I am trying to select the best answer from a set of samples, using two variables at different scales.
In the data below, each row indicates the accuracy of a given measurement, the number of times it occurs in the sample set, and the answer that it indicates.
Accuracy:0.00886982324861, Frequency:5.0, Answer:1.0
Accuracy:0.0104663914334, Frequency:1.0, Answer:2.0
Accuracy:0.0112727390014, Frequency:1.0, Answer:2.0
Accuracy:0.0143046058573, Frequency:3.0, Answer:1.0
Accuracy:0.0251741710747, Frequency:1.0, Answer:1.0
Accuracy:0.0322055218681, Frequency:1.0, Answer:2.0
Until now, I have been ignoring the accuracy and simply selecting the answer that occurs more frequently i.e., Answer 1 occurs 9 times, Answer 2 occurs 3 times, so select answer 1.
A product of frequency and accuracy produces a metric that takes both into account, but the different scales weights frequency disproportionately more than accuracy.
How can I calculate a metric that allows me to use both accuracy and frequency, but accounts for their different scales?
Your help is greatly appreciated, John
*EDIT Thanks for your response. In the data above, accuracy is a distance measurement from the closest category to which I am attempting to quantize this data. For example, suppose I have category 1 and category 2, the sample has a value of 1.4 so I would describe it's accuracy as .4 away from category 1 and .6 away from category 2, indicating that category 1 is the answer.

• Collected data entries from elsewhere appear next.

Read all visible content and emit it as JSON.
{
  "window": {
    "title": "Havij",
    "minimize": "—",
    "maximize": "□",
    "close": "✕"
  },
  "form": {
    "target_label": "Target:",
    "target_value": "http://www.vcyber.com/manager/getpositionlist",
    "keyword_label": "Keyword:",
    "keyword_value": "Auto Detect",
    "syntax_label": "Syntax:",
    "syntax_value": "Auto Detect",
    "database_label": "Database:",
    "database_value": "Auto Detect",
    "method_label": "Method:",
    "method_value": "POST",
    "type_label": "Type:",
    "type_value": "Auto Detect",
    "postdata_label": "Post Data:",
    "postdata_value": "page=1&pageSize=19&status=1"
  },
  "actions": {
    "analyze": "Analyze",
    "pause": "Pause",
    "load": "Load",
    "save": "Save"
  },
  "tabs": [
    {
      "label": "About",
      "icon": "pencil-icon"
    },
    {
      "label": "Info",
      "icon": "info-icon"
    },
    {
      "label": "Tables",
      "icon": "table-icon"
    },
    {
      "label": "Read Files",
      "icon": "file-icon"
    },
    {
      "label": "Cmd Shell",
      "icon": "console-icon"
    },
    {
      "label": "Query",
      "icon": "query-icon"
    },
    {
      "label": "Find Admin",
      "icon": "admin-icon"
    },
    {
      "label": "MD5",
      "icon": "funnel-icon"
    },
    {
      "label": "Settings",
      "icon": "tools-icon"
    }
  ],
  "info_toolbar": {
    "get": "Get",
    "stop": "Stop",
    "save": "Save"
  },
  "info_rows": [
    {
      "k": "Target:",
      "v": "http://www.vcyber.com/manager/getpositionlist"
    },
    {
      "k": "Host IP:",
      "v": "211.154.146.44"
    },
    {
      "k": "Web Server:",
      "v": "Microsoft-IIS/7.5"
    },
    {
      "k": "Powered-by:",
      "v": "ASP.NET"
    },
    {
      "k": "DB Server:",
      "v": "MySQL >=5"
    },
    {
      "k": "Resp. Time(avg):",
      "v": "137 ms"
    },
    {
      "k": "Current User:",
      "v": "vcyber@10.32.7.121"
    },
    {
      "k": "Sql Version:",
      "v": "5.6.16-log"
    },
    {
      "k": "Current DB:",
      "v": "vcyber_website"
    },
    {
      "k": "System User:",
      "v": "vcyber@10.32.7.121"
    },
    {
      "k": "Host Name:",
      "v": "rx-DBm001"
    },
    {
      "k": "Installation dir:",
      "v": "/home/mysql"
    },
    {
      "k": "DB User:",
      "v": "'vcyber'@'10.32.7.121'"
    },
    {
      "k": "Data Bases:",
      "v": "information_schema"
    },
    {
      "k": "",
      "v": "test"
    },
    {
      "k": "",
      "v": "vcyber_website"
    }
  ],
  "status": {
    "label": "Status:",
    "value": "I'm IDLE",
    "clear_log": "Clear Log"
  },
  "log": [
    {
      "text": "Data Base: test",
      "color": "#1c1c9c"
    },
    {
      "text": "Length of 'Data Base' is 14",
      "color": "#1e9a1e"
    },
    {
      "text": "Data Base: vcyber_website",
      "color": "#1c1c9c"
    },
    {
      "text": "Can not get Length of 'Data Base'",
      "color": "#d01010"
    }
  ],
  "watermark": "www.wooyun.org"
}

In the above data, if I multiply the frequency of sample one by it's accuracy ( 5 * .0088) the result is .0443 while the second sample gives me .0104 and the fourth sample yields .0429. From the data, the most accurate sample occurs 5 times (frequency 5) so it should clearly be better than the fourth most accurate sample occurring three times, but without some type of scaling to the results are only .0014 different. What if I had a sample that occurs once but its accuracy is .9. That would have a product of .9 which is larger than the first sample.